Ahora solo se aferraba a la luz de sus lienzos, como una de sus alegrías más profundas. Había dibujado el retrato de su mujer cuando tenía diecinueve años cuando era la reina del equipo de béisbol de Águila.


Llegar donde Ángel era como visitar una inmensa catedral, una montaña o sencillamente asomarse a los ojos de un niño. Había cumplido sus ochenta años el pasado 12 de agosto, y no había dejado de pintar, conversar y corregir sus propios libros. Ángel sabía sin ínfulas que había entrado a la eternidad con tres novelas, siete poemarios, dos tomos de narraciones periodísticas e infinidad de pinturas. Algunos lo recuerdan solo por su libro El triste silencio de la nieve, pero su grandeza invisible rebasa esos libros. Él era la novela, el poema y la pintura viviente. Tenía un susto sobrenatural a los aviones y a dormir en una casa sola. Decía de sí mismo que era “una mezcla de furia y cobardía, de ternura y desesperación. Escribo para encontrar al ángel perdido de mí mismo en los otros, pinto para ejercitar una implacable y casi siempre fracasada necesidad de comunicarme con los otros”. Confesaba sentir escalofríos ante “una mujer encinta frente a un tablero de ajedrez, y presenciar la lenta y terrible agonía de un elefante envenenado”.

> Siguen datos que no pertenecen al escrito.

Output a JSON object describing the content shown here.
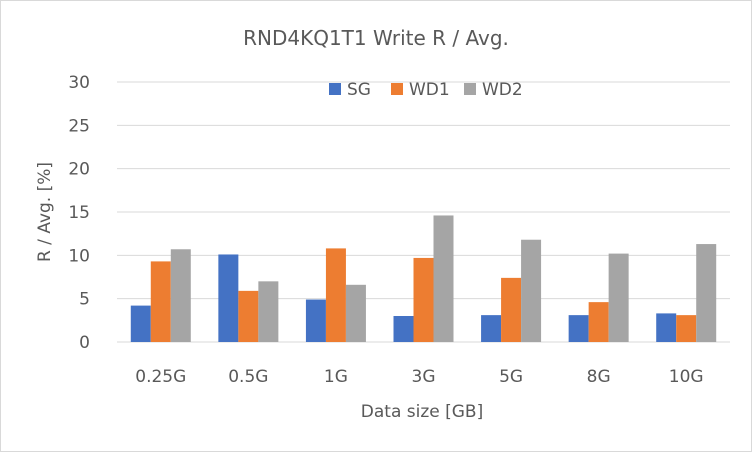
{
  "chart_data": {
    "type": "bar",
    "title": "RND4KQ1T1 Write R / Avg.",
    "xlabel": "Data size [GB]",
    "ylabel": "R / Avg. [%]",
    "ylim": [
      0,
      30
    ],
    "yticks": [
      0,
      5,
      10,
      15,
      20,
      25,
      30
    ],
    "grid": true,
    "legend_position": "top",
    "categories": [
      "0.25G",
      "0.5G",
      "1G",
      "3G",
      "5G",
      "8G",
      "10G"
    ],
    "series": [
      {
        "name": "SG",
        "color": "#4472c4",
        "values": [
          4.2,
          10.1,
          4.9,
          3.0,
          3.1,
          3.1,
          3.3
        ]
      },
      {
        "name": "WD1",
        "color": "#ed7d31",
        "values": [
          9.3,
          5.9,
          10.8,
          9.7,
          7.4,
          4.6,
          3.1
        ]
      },
      {
        "name": "WD2",
        "color": "#a5a5a5",
        "values": [
          10.7,
          7.0,
          6.6,
          14.6,
          11.8,
          10.2,
          11.3
        ]
      }
    ],
    "gridline_color": "#d9d9d9"
  }
}
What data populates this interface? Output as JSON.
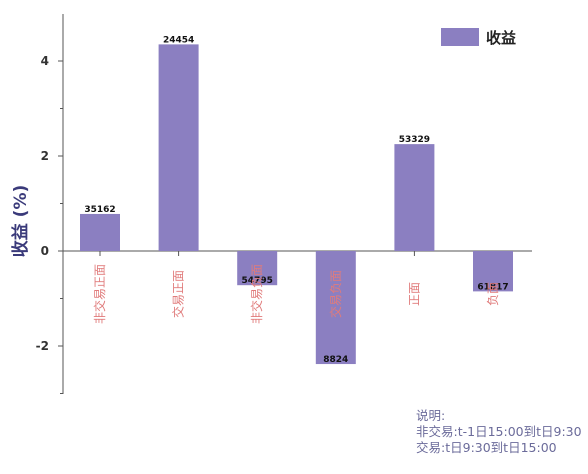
{
  "chart_data": {
    "type": "bar",
    "categories": [
      "非交易正面",
      "交易正面",
      "非交易负面",
      "交易负面",
      "正面",
      "负面"
    ],
    "values": [
      0.78,
      4.35,
      -0.72,
      -2.38,
      2.25,
      -0.85
    ],
    "data_labels": [
      "35162",
      "24454",
      "54795",
      "8824",
      "53329",
      "61817"
    ],
    "ylabel": "收益 (%)",
    "ylim": [
      -3,
      5
    ],
    "yticks": [
      -2,
      0,
      2,
      4
    ],
    "legend": {
      "label": "收益",
      "placement": "top-right"
    },
    "grid": false,
    "colors": {
      "bar": "#8b7fc1",
      "category_label": "#e07b7b",
      "axis": "#555555",
      "ylabel": "#3a3a7a"
    }
  },
  "note": {
    "title": "说明:",
    "lines": [
      "非交易:t-1日15:00到t日9:30",
      "交易:t日9:30到t日15:00"
    ]
  }
}
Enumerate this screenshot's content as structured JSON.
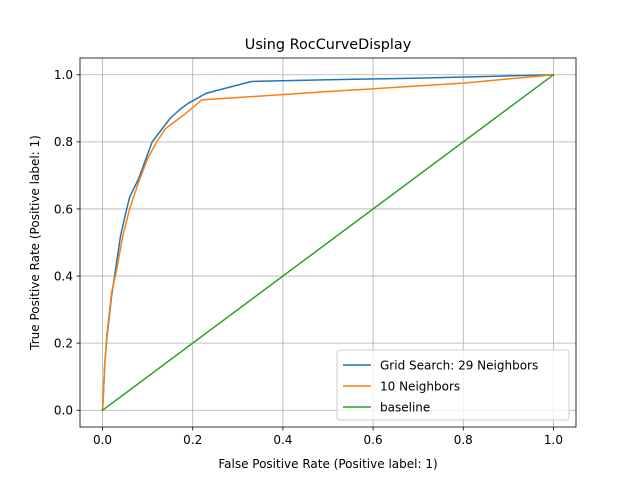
{
  "chart_data": {
    "type": "line",
    "title": "Using RocCurveDisplay",
    "xlabel": "False Positive Rate (Positive label: 1)",
    "ylabel": "True Positive Rate (Positive label: 1)",
    "xlim": [
      -0.05,
      1.05
    ],
    "ylim": [
      -0.05,
      1.05
    ],
    "xticks": [
      0.0,
      0.2,
      0.4,
      0.6,
      0.8,
      1.0
    ],
    "yticks": [
      0.0,
      0.2,
      0.4,
      0.6,
      0.8,
      1.0
    ],
    "xtick_labels": [
      "0.0",
      "0.2",
      "0.4",
      "0.6",
      "0.8",
      "1.0"
    ],
    "ytick_labels": [
      "0.0",
      "0.2",
      "0.4",
      "0.6",
      "0.8",
      "1.0"
    ],
    "grid": true,
    "legend_position": "lower-right",
    "series": [
      {
        "name": "Grid Search: 29 Neighbors",
        "color": "#1f77b4",
        "x": [
          0.0,
          0.002,
          0.005,
          0.01,
          0.02,
          0.03,
          0.04,
          0.05,
          0.06,
          0.08,
          0.11,
          0.13,
          0.15,
          0.17,
          0.19,
          0.23,
          0.33,
          0.5,
          0.7,
          0.85,
          1.0
        ],
        "y": [
          0.0,
          0.05,
          0.14,
          0.22,
          0.34,
          0.43,
          0.52,
          0.58,
          0.635,
          0.69,
          0.8,
          0.835,
          0.87,
          0.895,
          0.915,
          0.945,
          0.98,
          0.985,
          0.99,
          0.995,
          1.0
        ]
      },
      {
        "name": "10 Neighbors",
        "color": "#ff7f0e",
        "x": [
          0.0,
          0.005,
          0.01,
          0.02,
          0.03,
          0.045,
          0.06,
          0.08,
          0.1,
          0.12,
          0.14,
          0.18,
          0.22,
          0.5,
          0.8,
          1.0
        ],
        "y": [
          0.0,
          0.14,
          0.23,
          0.35,
          0.41,
          0.52,
          0.6,
          0.68,
          0.75,
          0.8,
          0.84,
          0.88,
          0.925,
          0.95,
          0.975,
          1.0
        ]
      },
      {
        "name": "baseline",
        "color": "#2ca02c",
        "x": [
          0.0,
          1.0
        ],
        "y": [
          0.0,
          1.0
        ]
      }
    ]
  }
}
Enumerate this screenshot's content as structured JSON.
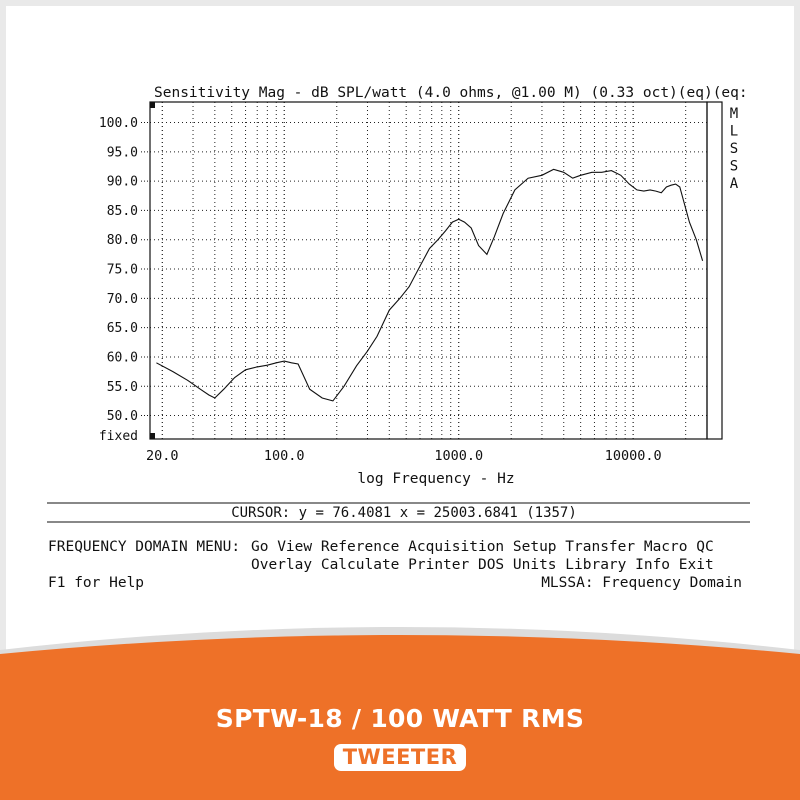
{
  "chart_data": {
    "type": "line",
    "title": "Sensitivity Mag - dB SPL/watt (4.0 ohms, @1.00 M) (0.33 oct)(eq)(eq:",
    "xlabel": "log Frequency - Hz",
    "ylabel": "",
    "x_scale": "log",
    "xlim": [
      17,
      26500
    ],
    "ylim": [
      46.0,
      103.5
    ],
    "grid": true,
    "x_ticks": [
      {
        "value": 20,
        "label": "20.0"
      },
      {
        "value": 100,
        "label": "100.0"
      },
      {
        "value": 1000,
        "label": "1000.0"
      },
      {
        "value": 10000,
        "label": "10000.0"
      }
    ],
    "y_ticks": [
      {
        "value": 100,
        "label": "100.0"
      },
      {
        "value": 95,
        "label": "95.0"
      },
      {
        "value": 90,
        "label": "90.0"
      },
      {
        "value": 85,
        "label": "85.0"
      },
      {
        "value": 80,
        "label": "80.0"
      },
      {
        "value": 75,
        "label": "75.0"
      },
      {
        "value": 70,
        "label": "70.0"
      },
      {
        "value": 65,
        "label": "65.0"
      },
      {
        "value": 60,
        "label": "60.0"
      },
      {
        "value": 55,
        "label": "55.0"
      },
      {
        "value": 50,
        "label": "50.0"
      }
    ],
    "y_bottom_label": "fixed",
    "side_label": [
      "M",
      "L",
      "S",
      "S",
      "A"
    ],
    "series": [
      {
        "x": [
          18.5,
          23,
          28,
          33,
          37,
          40,
          45,
          52,
          60,
          70,
          80,
          90,
          100,
          110,
          120,
          140,
          165,
          190,
          220,
          260,
          300,
          340,
          400,
          460,
          520,
          600,
          680,
          760,
          840,
          920,
          1000,
          1080,
          1180,
          1300,
          1450,
          1600,
          1800,
          2100,
          2500,
          3000,
          3500,
          4000,
          4500,
          5000,
          5800,
          6600,
          7500,
          8500,
          9500,
          10500,
          11500,
          12500,
          13500,
          14500,
          15500,
          16500,
          17500,
          18500,
          19500,
          21000,
          23000,
          25000
        ],
        "y": [
          59.0,
          57.5,
          56.0,
          54.5,
          53.5,
          53.0,
          54.5,
          56.5,
          57.8,
          58.3,
          58.6,
          59.0,
          59.3,
          59.0,
          58.8,
          54.5,
          53.0,
          52.5,
          55.0,
          58.5,
          61.0,
          63.5,
          68.0,
          70.0,
          72.0,
          75.5,
          78.5,
          80.0,
          81.5,
          83.0,
          83.5,
          83.0,
          82.0,
          79.0,
          77.5,
          80.5,
          84.5,
          88.5,
          90.5,
          91.0,
          92.0,
          91.5,
          90.5,
          91.0,
          91.5,
          91.5,
          91.8,
          91.0,
          89.5,
          88.5,
          88.3,
          88.5,
          88.3,
          88.0,
          89.0,
          89.3,
          89.5,
          89.0,
          86.5,
          83.0,
          80.0,
          76.4
        ]
      }
    ]
  },
  "cursor_readout": "CURSOR: y = 76.4081 x = 25003.6841 (1357)",
  "menu": {
    "label": "FREQUENCY DOMAIN MENU:",
    "row1": "Go View Reference Acquisition Setup Transfer Macro QC",
    "row2": "Overlay Calculate Printer DOS Units Library Info Exit",
    "help": "F1 for Help",
    "mode": "MLSSA: Frequency Domain"
  },
  "product": {
    "title": "SPTW-18 / 100 WATT RMS",
    "badge": "TWEETER"
  },
  "colors": {
    "banner": "#ee7128",
    "ink": "#111111",
    "page": "#ffffff"
  }
}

Ahora frente a su amigo Esteban Guerra lo hizo sentar en el viejo sofá que exhibía siete nuevos agujeros en la ausencia de la niña Rochi. Su hija Patricia puso a calentar el café. Ángel intentó cubrir uno de los agujeros rodando uno de los tapetes. Sacudió los cojines en los que dormía el nido de hilos de la niña Rochi.
Debajo de los hilos cayeron unos tapetes.


Sobrecogido por la sorpresa, descubrió siete nuevos tapetes que la mano invisible de su mujer había tejido quién sabe en qué instante.


Uno de los tapetes tenía tejido en amarillo un caballo jineteado por un niño.